The economy is showing growing signs of weakening on multiple fronts, with manufacturing already in decline and new questions about whether consumers will continue to serve as a bulwark for growth.
“The U.S. economy is continuing to grow, and consumer spending is still the primary engine behind that growth,” said Matthew Shay, chief executive of the National Retail Federation. “Nonetheless, there has clearly been a slowdown brought on by considerable uncertainty around issues including trade, interest rates, global risk factors and political rhetoric. Confidence could be eroded by continued deterioration of these and other variables.”
The bad news has been piling up lately: U.S. manufacturing has fallen to its lowest level in more than a decade, while the services sector is at its weakest level in three years, according to data released by the Institute for Supply Management this week. Markets retreated Tuesday and Wednesday in a two-day plunge that wiped out more than 3 percent of the stock market. Job growth is slowing, and auto sales are contracting after seven years of brisk growth.
And although the unemployment rate remains low — at 3.7 percent — economists say it could begin to inch up if companies cut back on hiring. The number of Americans applying for unemployment benefits rose during the last week in September, according to Labor Department figures released Thursday. Monthly jobs data for September is scheduled to be released Friday morning.
“Investors will be looking for further evidence of economic weakness in the labor market, which makes [Friday’s jobs] report that much more important," said Charlie Ripley, senior investment strategist for Allianz Investment Management. "There are signs that trade-related tensions may have a broader impact on the overall economy.”
Even so, many consumers continue to feel good about their personal finances, according to the National Retail Federation’s chief economist.
The question now, he said, is whether political uncertainty will offset their “willingness and ability to spend this holiday season.” Nearly 80 percent of consumers surveyed by the group said they were concerned that tariffs could lead to price increases and affect their shopping plans.
The Trump administration’s months-long trade war with China continues to loom over the holiday season.

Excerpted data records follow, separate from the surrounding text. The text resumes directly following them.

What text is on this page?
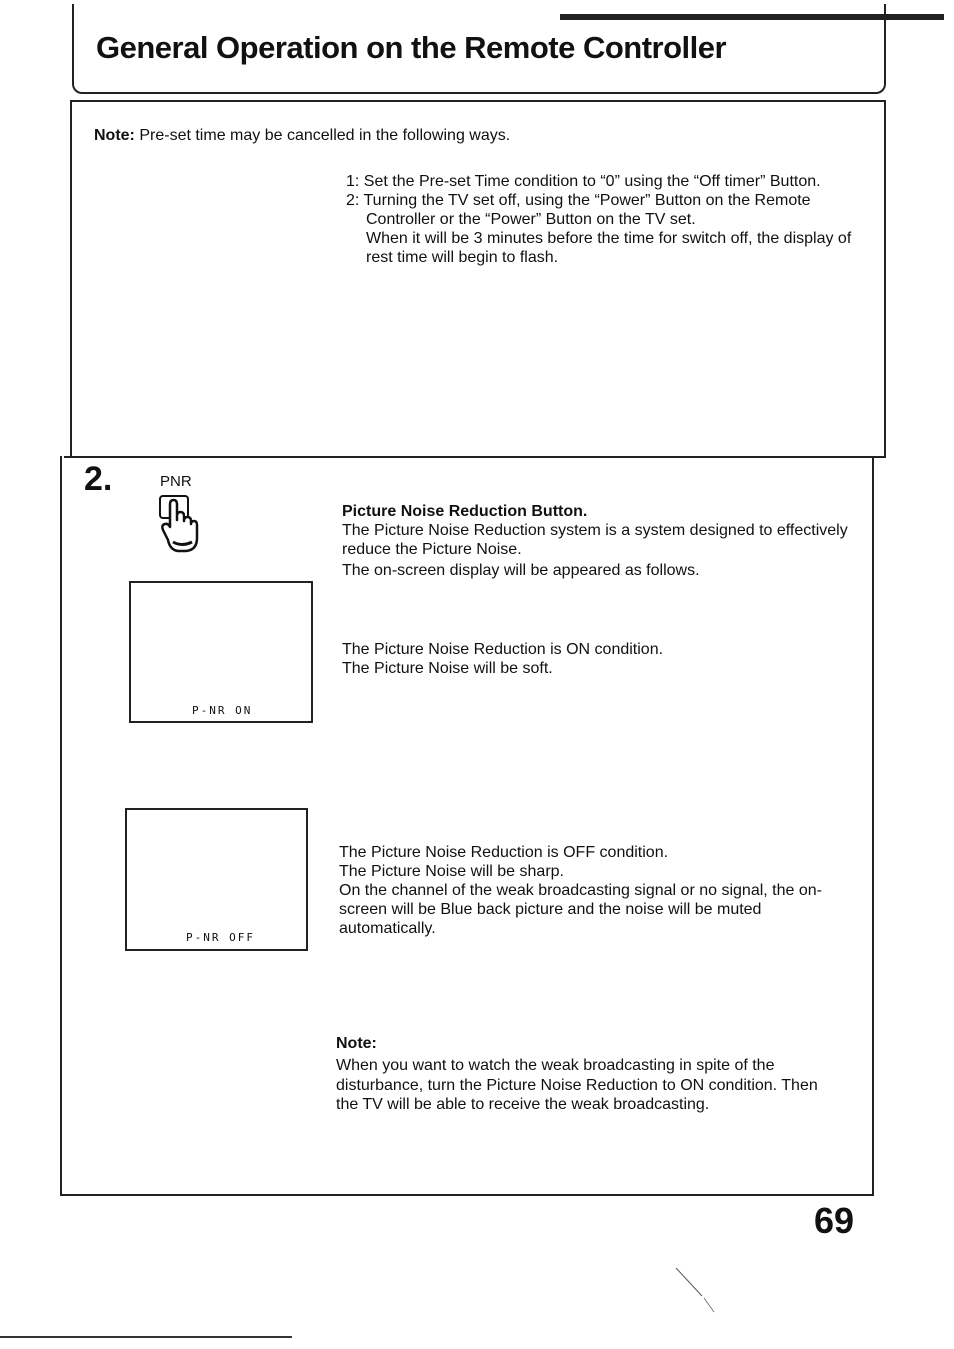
General Operation on the Remote Controller
Note: Pre-set time may be cancelled in the following ways.
1: Set the Pre-set Time condition to “0” using the “Off timer” Button.
2: Turning the TV set off, using the “Power” Button on the Remote
Controller or the “Power” Button on the TV set.
When it will be 3 minutes before the time for switch off, the display of
rest time will begin to flash.
2.	PNR
Picture Noise Reduction Button.
The Picture Noise Reduction system is a system designed to effectively
reduce the Picture Noise.
The on-screen display will be appeared as follows.
P-NR ON
The Picture Noise Reduction is ON condition.
The Picture Noise will be soft.
P-NR OFF
The Picture Noise Reduction is OFF condition.
The Picture Noise will be sharp.
On the channel of the weak broadcasting signal or no signal, the on-
screen will be Blue back picture and the noise will be muted
automatically.
Note:
When you want to watch the weak broadcasting in spite of the
disturbance, turn the Picture Noise Reduction to ON condition. Then
the TV will be able to receive the weak broadcasting.
69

Although consumers have been largely shielded from earlier rounds of tariffs, retailers say they may soon have little choice but to pass on cost increases on clothing, shoes, toys and electronics. More than $110 billion worth of Chinese goods were hit with a 15 percent tariff Sept. 1. An additional $160 billion in imports, including laptops, cellphones and video game consoles, will be taxed beginning in mid-December.
Those new tariffs are expected to raise the price of toys by 17 percent, shoes by 8 percent, clothing by 5 percent, and furniture and televisions by 4 percent, according to a report by Trade Partnership Worldwide, prepared for the National Retail Federation.
“None of these retailers want to pass on any cost to consumers if they can avoid it,” Shay said on a call with reporters Thursday. “All are hoping that we’re going to find a constructive way to address these issues and resolve our trade disputes.”
Overall, the trade group expects holiday retail sales to increase between 3.8 percent and 4.2 percent from last year, to about $730 billion. Online sales are expected to increase as much as 14 percent, to $167 billion, according to the NRF.
Holiday spending grew 2.1 percent last year, markedly lower than the NRF’s original forecast of about 4.5 percent. The group attributed that “unusually small” showing to the government shutdown, stock market volatility and tariffs.
“There are probably very few precedents for this uncertain macroeconomic environment,” said Jack Kleinhenz, chief economist for the NRF. “There is significant economic unease.”